Earlier Thursday, SeaWorld announced on its website that the park would close at 2 p.m. and remain closed on Friday.
The death toll in Haiti from Hurricane Matthew has risen to at least 108.
Interior Minister Francois Anick Joseph announced the figure in the capital on Thursday as authorities and aid workers work to gauge the extent of the deaths and damage in the impoverished country.
Details on the deaths were not immediate available.
Previously, officials said there had been at least 23 deaths from the storm in Haiti. There were also four people killed in the neighboring Dominican Republic, one in Colombia and one in St. Vincent and the Grenadines.
Hurricane Matthew roared across the tip of the peninsula on Tuesday but authorities have struggled to reach people in the most remote areas including around the town of Jeremie and throughout the Grande Anse area.
Forecasters at the National Hurricane Center are warning that large waves pushed by Hurricane Matthew could threaten lives and property hours before the Category 4 storm’s eye nears the shore.
Jamie Rhome is leader of the storm surge team at the hurricane center in Miami. Rhome says levels were up to a foot higher than normal as far north as Jacksonville on Thursday as a strengthening Matthew tore through the Bahamas toward Florida.

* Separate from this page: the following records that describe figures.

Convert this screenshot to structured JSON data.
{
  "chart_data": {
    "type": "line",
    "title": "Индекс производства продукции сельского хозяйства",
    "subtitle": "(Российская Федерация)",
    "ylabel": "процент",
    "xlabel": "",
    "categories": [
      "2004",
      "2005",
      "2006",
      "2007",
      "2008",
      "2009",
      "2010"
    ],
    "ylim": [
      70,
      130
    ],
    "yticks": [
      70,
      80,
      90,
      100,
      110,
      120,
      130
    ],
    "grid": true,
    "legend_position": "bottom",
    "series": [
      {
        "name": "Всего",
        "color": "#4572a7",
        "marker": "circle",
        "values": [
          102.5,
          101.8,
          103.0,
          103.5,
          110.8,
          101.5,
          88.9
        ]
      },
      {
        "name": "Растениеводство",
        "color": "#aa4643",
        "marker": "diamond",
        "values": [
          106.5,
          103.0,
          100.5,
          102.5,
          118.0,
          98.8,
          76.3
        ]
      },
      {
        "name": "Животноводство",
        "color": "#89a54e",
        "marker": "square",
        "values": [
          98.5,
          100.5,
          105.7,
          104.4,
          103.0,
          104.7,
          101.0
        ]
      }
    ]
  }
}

Rhome said parts of Florida, such as the Cape Canaveral area or communities along the St. Johns River, could see waters rise up to 9 feet above ground — a level well overhead for most adults.
Rhome says such levels are life-threatening because they are accompanied by “waves and currents and floating debris.”
The hurricane center has issued storm surge watches and warnings for life-threatening flooding from Boca Raton in South Florida all the way up the coast north of Charleston, South Carolina.